Um templo localizado em Balneário Camboriú, em Santa Catarina, se tornou centro de uma intensa discussão ao promover uma tatuagem coletiva com a participação de fiéis dentro da própria igreja. A ação marcou na pele dos participantes o versículo bíblico “Mateus 24:14”, que trata da missão de pregar o evangelho a todos os povos.
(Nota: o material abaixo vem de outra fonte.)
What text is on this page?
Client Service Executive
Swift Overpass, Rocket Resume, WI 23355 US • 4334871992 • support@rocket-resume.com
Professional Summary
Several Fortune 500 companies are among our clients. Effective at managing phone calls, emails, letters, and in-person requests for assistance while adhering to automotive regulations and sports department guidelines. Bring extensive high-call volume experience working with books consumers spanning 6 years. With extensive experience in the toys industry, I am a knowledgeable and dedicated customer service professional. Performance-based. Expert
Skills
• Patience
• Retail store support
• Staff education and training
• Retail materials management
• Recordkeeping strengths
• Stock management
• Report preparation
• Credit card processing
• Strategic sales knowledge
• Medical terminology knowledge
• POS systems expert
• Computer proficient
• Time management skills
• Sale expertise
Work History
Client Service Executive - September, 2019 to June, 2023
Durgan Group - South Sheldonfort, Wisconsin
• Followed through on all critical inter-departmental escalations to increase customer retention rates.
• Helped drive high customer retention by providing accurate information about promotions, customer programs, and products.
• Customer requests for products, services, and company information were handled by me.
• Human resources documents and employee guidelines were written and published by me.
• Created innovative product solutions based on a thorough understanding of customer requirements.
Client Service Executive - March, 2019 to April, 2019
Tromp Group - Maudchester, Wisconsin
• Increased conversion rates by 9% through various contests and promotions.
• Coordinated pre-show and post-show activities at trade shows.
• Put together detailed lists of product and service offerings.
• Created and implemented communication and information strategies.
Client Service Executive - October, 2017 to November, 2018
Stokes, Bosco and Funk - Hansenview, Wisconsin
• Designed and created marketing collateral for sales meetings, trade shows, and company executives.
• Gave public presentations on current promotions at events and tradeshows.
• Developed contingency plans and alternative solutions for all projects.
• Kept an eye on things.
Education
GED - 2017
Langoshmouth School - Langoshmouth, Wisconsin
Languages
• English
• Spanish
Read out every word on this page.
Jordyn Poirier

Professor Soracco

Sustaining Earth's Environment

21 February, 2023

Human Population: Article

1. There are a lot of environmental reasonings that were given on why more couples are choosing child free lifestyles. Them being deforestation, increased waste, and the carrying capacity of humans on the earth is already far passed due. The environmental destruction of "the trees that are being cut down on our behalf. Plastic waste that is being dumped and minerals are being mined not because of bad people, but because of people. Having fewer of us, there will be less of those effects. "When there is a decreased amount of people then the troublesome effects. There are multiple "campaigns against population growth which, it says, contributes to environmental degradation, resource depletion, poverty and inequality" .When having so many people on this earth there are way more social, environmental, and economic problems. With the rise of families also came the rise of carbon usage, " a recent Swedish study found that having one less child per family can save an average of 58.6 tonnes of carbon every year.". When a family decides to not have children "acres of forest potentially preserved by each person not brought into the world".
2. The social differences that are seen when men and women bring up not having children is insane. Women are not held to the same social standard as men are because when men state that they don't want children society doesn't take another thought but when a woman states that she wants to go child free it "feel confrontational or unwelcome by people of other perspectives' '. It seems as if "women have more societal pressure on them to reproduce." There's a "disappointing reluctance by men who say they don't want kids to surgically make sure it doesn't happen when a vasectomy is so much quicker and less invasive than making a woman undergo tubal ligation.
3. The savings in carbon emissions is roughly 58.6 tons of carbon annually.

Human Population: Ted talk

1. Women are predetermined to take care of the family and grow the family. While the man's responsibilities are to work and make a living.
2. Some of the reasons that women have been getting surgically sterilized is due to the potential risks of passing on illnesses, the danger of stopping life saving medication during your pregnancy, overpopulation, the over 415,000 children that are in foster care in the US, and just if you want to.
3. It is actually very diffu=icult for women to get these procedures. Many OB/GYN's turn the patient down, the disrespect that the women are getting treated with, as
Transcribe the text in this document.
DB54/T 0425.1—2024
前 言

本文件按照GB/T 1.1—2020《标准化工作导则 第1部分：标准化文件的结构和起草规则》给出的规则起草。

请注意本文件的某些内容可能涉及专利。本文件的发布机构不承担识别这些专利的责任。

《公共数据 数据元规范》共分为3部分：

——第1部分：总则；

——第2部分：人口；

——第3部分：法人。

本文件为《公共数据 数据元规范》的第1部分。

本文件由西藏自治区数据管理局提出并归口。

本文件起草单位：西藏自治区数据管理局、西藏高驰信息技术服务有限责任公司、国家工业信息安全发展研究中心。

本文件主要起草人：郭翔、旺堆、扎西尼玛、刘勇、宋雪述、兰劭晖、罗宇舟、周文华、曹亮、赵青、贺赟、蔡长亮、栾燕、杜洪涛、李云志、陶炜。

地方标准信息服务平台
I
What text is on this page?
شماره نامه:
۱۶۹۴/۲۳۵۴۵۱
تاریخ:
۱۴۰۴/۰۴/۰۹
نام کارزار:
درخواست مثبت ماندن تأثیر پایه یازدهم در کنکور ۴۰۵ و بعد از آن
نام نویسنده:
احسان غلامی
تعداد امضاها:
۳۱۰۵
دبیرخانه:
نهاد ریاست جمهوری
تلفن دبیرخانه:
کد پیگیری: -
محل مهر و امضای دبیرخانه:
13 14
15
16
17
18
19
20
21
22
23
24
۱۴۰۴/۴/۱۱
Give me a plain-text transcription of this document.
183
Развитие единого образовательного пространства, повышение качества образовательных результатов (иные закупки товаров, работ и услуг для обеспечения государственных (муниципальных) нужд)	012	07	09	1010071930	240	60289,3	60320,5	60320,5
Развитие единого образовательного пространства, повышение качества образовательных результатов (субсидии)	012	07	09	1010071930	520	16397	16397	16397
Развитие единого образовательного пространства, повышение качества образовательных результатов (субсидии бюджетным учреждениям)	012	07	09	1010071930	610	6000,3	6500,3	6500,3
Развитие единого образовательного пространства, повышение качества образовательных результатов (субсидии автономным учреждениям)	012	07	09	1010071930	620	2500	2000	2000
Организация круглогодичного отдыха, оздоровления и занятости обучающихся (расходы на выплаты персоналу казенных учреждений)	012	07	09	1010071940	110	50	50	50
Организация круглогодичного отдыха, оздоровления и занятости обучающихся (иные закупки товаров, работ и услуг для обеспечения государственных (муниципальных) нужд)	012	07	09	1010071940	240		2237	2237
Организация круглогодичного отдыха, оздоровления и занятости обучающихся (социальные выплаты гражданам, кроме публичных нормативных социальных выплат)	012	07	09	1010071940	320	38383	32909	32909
A iniciativa, realizada pela Igreja Reino, dividiu opiniões entre líderes religiosos e internautas, especialmente de outras denominações evangélicas. Enquanto alguns defenderam o gesto como uma expressão de fé, outros criticaram o uso da tatuagem como símbolo religioso.
Críticas e controvérsias
Entre os críticos está o pastor Rodrigo Sant’Anna, que afirmou que os fiéis deveriam se identificar como “escravos de Cristo”, em vez de recorrerem a símbolos corporais para expressar sua fé. Ele classificou a ação como inadequada, relembrando interpretações bíblicas que condenam tatuagens, como o versículo de Levítico 19:28.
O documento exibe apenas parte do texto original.